Bialek William, Botstein David
Department of Physics, Princeton University, Princeton, NJ 08544, USA.
Science. 2004 Feb 6;303(5659):788-90. doi: 10.1126/science.1095480.
Galileo wrote that "the book of nature is written in the language of mathematics"; his quantitative approach to understanding the natural world arguably marks the beginning of modern science. Nearly 400 years later, the fragmented teaching of science in our universities still leaves biology outside the quantitative and mathematical culture that has come to define the physical sciences and engineering.
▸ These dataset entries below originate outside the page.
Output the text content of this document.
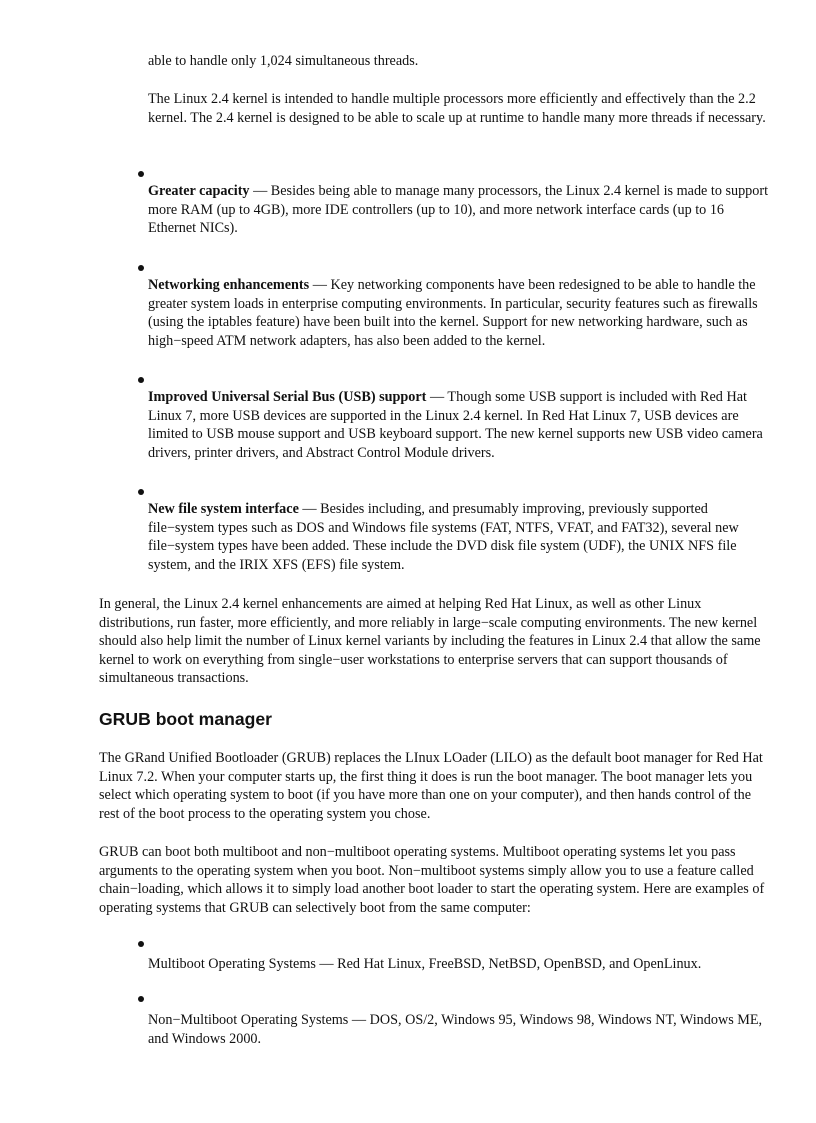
able to handle only 1,024 simultaneous threads.

The Linux 2.4 kernel is intended to handle multiple processors more efficiently and effectively than the 2.2 kernel. The 2.4 kernel is designed to be able to scale up at runtime to handle many more threads if necessary.

Greater capacity — Besides being able to manage many processors, the Linux 2.4 kernel is made to support more RAM (up to 4GB), more IDE controllers (up to 10), and more network interface cards (up to 16 Ethernet NICs).

Networking enhancements — Key networking components have been redesigned to be able to handle the greater system loads in enterprise computing environments. In particular, security features such as firewalls (using the iptables feature) have been built into the kernel. Support for new networking hardware, such as high−speed ATM network adapters, has also been added to the kernel.

Improved Universal Serial Bus (USB) support — Though some USB support is included with Red Hat Linux 7, more USB devices are supported in the Linux 2.4 kernel. In Red Hat Linux 7, USB devices are limited to USB mouse support and USB keyboard support. The new kernel supports new USB video camera drivers, printer drivers, and Abstract Control Module drivers.

New file system interface — Besides including, and presumably improving, previously supported file−system types such as DOS and Windows file systems (FAT, NTFS, VFAT, and FAT32), several new file−system types have been added. These include the DVD disk file system (UDF), the UNIX NFS file system, and the IRIX XFS (EFS) file system.

In general, the Linux 2.4 kernel enhancements are aimed at helping Red Hat Linux, as well as other Linux distributions, run faster, more efficiently, and more reliably in large−scale computing environments. The new kernel should also help limit the number of Linux kernel variants by including the features in Linux 2.4 that allow the same kernel to work on everything from single−user workstations to enterprise servers that can support thousands of simultaneous transactions.

GRUB boot manager

The GRand Unified Bootloader (GRUB) replaces the LInux LOader (LILO) as the default boot manager for Red Hat Linux 7.2. When your computer starts up, the first thing it does is run the boot manager. The boot manager lets you select which operating system to boot (if you have more than one on your computer), and then hands control of the rest of the boot process to the operating system you chose.

GRUB can boot both multiboot and non−multiboot operating systems. Multiboot operating systems let you pass arguments to the operating system when you boot. Non−multiboot systems simply allow you to use a feature called chain−loading, which allows it to simply load another boot loader to start the operating system. Here are examples of operating systems that GRUB can selectively boot from the same computer:

Multiboot Operating Systems — Red Hat Linux, FreeBSD, NetBSD, OpenBSD, and OpenLinux.

Non−Multiboot Operating Systems — DOS, OS/2, Windows 95, Windows 98, Windows NT, Windows ME, and Windows 2000.
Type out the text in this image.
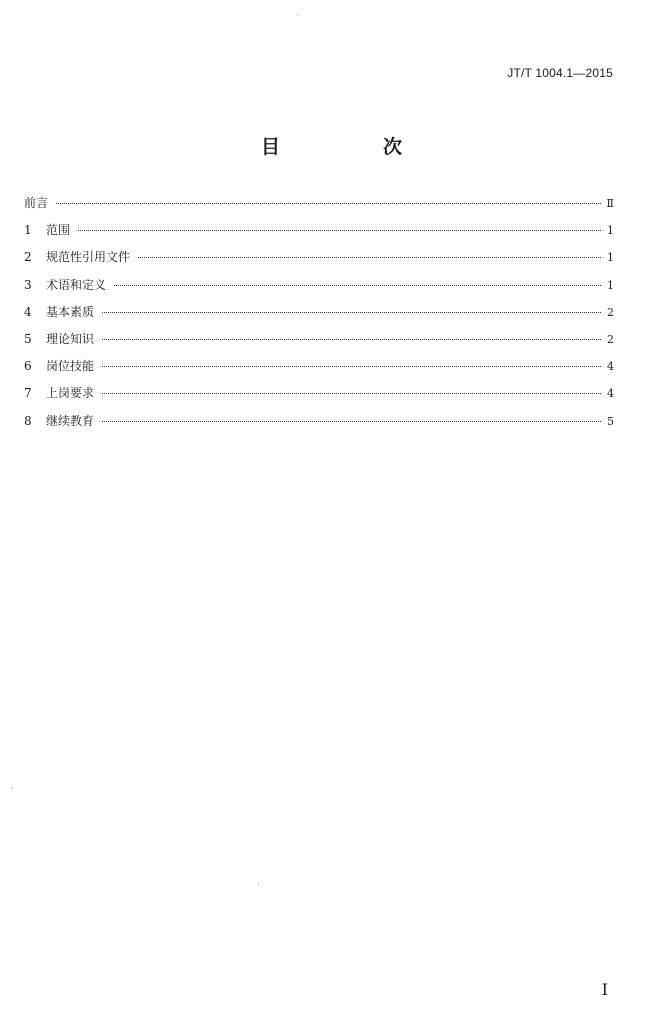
JT/T 1004.1—2015
目　次
前言	Ⅱ
1	范围	1
2	规范性引用文件	1
3	术语和定义	1
4	基本素质	2
5	理论知识	2
6	岗位技能	4
7	上岗要求	4
8	继续教育	5
I
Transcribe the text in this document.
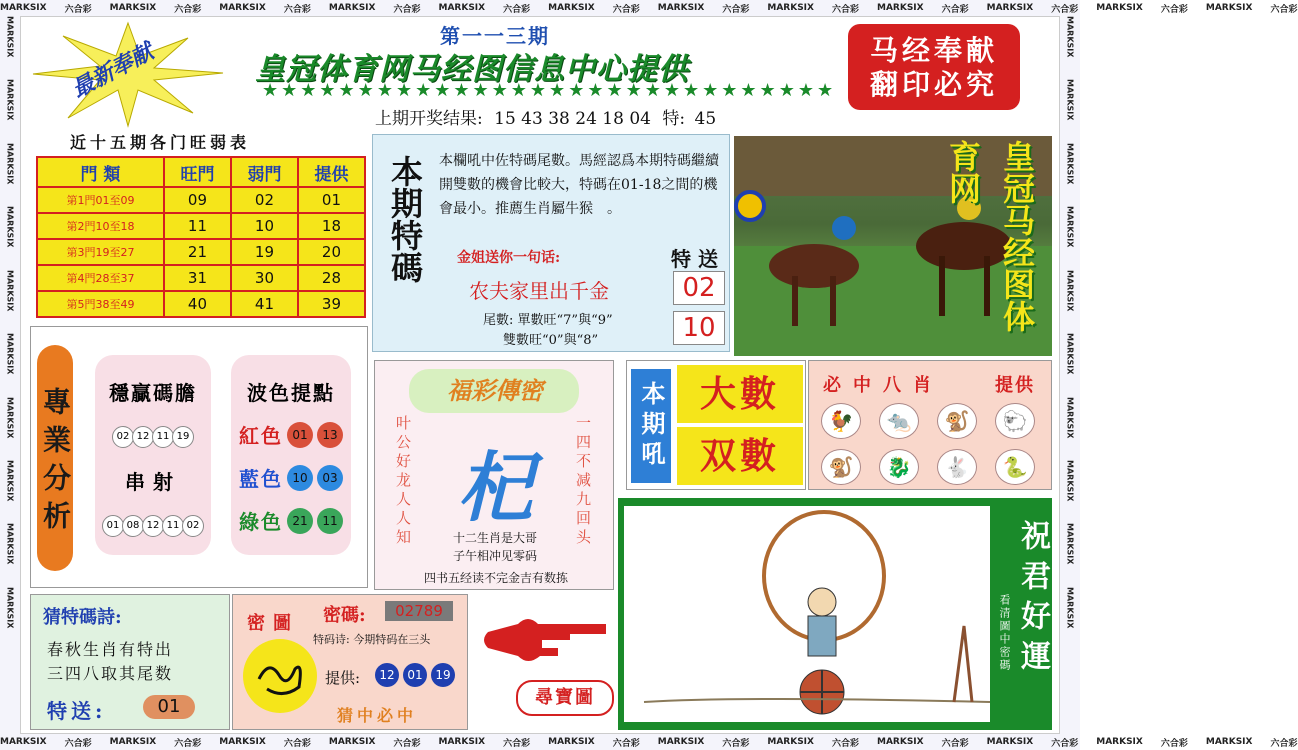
MARKSIX 六合彩 MARKSIX 六合彩 MARKSIX 六合彩 MARKSIX 六合彩 MARKSIX 六合彩 MARKSIX 六合彩 MARKSIX 六合彩 MARKSIX 六合彩 MARKSIX 六合彩 MARKSIX 六合彩 MARKSIX 六合彩 MARKSIX 六合彩
MARKSIX 六合彩 MARKSIX 六合彩 MARKSIX 六合彩 MARKSIX 六合彩 MARKSIX 六合彩 MARKSIX 六合彩 MARKSIX 六合彩 MARKSIX 六合彩 MARKSIX 六合彩 MARKSIX 六合彩 MARKSIX 六合彩 MARKSIX 六合彩
MARKSIX
MARKSIX
MARKSIX
MARKSIX
MARKSIX
MARKSIX
MARKSIX
MARKSIX
MARKSIX
MARKSIX
MARKSIX
MARKSIX
MARKSIX
MARKSIX
MARKSIX
MARKSIX
MARKSIX
MARKSIX
MARKSIX
MARKSIX
最新奉献
第一一三期
皇冠体育网马经图信息中心提供
★★★★★★★★★★★★★★★★★★★★★★★★★★★★★★
上期开奖结果: 15 43 38 24 18 04 特: 45
马经奉献
翻印必究
近十五期各门旺弱表
門 類	旺門	弱門	提供
第1門01至09	09	02	01
第2門10至18	11	10	18
第3門19至27	21	19	20
第4門28至37	31	30	28
第5門38至49	40	41	39
本期特碼 本欄吼中佐特碼尾數。馬經認爲本期特碼繼續開雙數的機會比較大，特碼在01-18之間的機會最小。推薦生肖屬牛猴　。
金姐送你一句话:
农夫家里出千金
尾數: 單數旺“7”與“9”
雙數旺“0”與“8”
特 送
02
10	皇冠马经图体育网
專業分析	穩贏碼膽
02 12 11 19
串射
01 08 12 11 02
波色提點
紅色 01	13
藍色 10	03
綠色 21	11
福彩傳密
叶公好龙人人知	一四不减九回头
杞
十二生肖是大哥
子午相冲见零码
四书五经读不完金吉有数拣
本期吼 大數
双數
必中八肖	提供
🐓	🐀	🐒	🐑
🐒	🐉	🐇	🐍
祝君好運
看清圖中密碼
猜特碼詩:
春秋生肖有特出
三四八取其尾数
特送:	01
密圖 密碼:	02789
特码诗: 今期特码在三头
提供:	12 01 19
猜中必中
尋寶圖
This strikes us as particularly inopportune at a time when opportunities for quantitative thinking about biological systems are exploding. We propose that a way out of this dilemma is a unified introductory science curriculum that fully incorporates mathematics and quantitative thinking.
“自然之书是用数学语言写成的”;他理解自然世界的定量方法可以说是现代科学的开端。近400年后,我们大学里碎片化的科学教学仍然使生物学置身于已成为物理科学和工程学特征的定量和数学文化之外。在对生物系统进行定量思考的机会激增的时代,这对我们来说显得尤为不合时宜。我们认为摆脱这一困境的方法是开设一门完全融入数学和定量思维的统一的基础科学课程。